Google DeepMind’s India unit is spearheading an ambitious project named Morni (Multimodal Representation for India) aimed at developing artificial intelligence to encompass 125 Indian languages and dialects. This initiative seeks to address the linguistic diversity of India, which includes over 22 officially recognized languages and numerous regional dialects.
Manish Gupta, Director at Google DeepMind India, shared insights at the Global Fintech Fest in Mumbai, highlighting the project’s scope. “India has 22 official languages, but we are focusing on over 100 languages. There are 60 languages with over a billion speakers and 125 languages with more than 100,000 speakers each,” Gupta explained.
Overcoming Data Challenges
A significant challenge in this project is the lack of digital data for many Indian languages. Gupta noted that 73 out of the 125 target languages had no available digital corpus. Even Hindi, despite its wide use, represents only 0.1% of internet text.

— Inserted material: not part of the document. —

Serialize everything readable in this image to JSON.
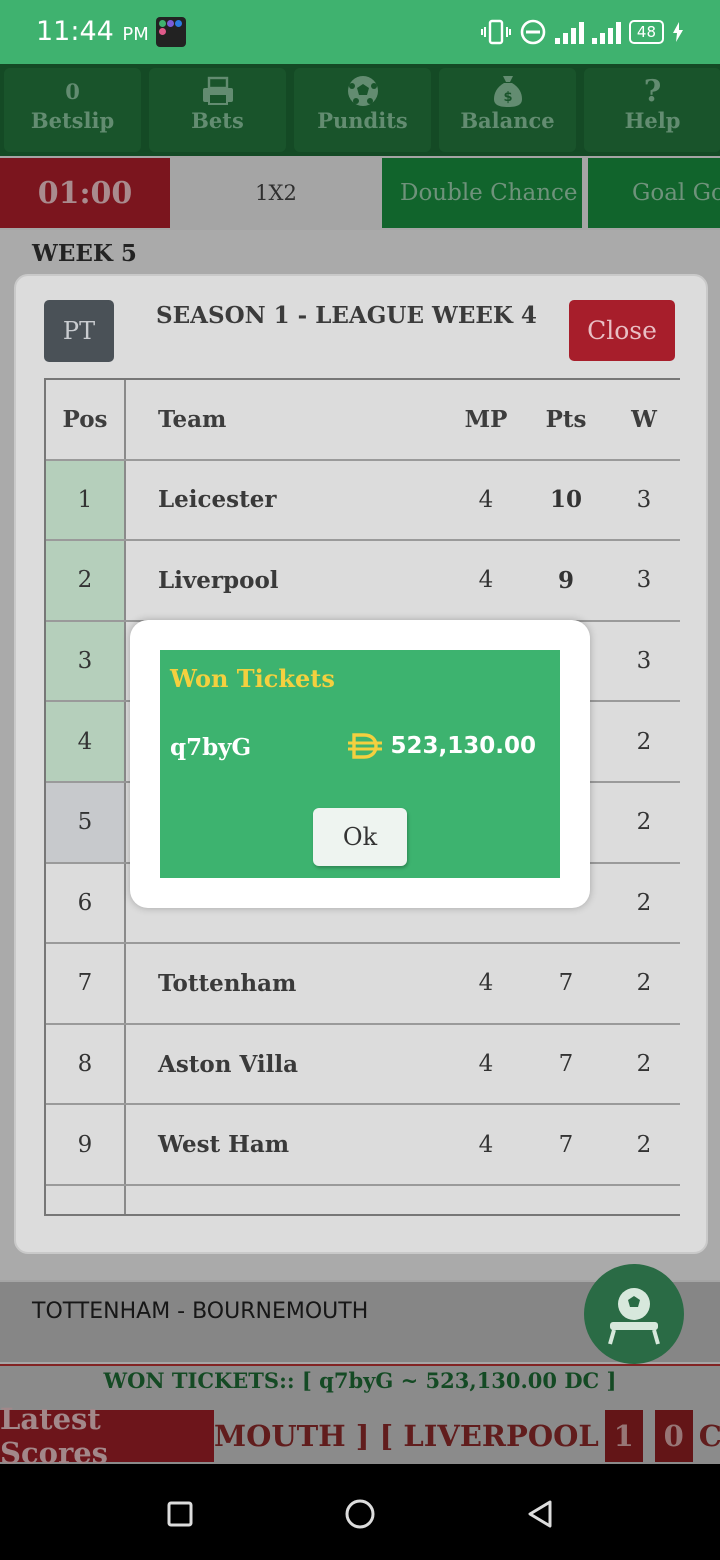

To tackle this issue, Google launched Project Vaani in collaboration with the Indian Institute of Science and ARTPARK (Artificial Intelligence & Robotics Technology Park). This project has created an open-source database featuring over 14,000 hours of speech data from 58 languages, gathered from 80,000 speakers across 80 districts.
Progress and Future Goals
First announced in December 2022, Project Vaani aims to collect and transcribe 154,000 hours of open-source anonymized speech data from across India. Gupta stated that the project is currently in its second phase, targeting 160 districts throughout the country. This phase is crucial for expanding the data coverage and improving AI models for India’s diverse linguistic landscape.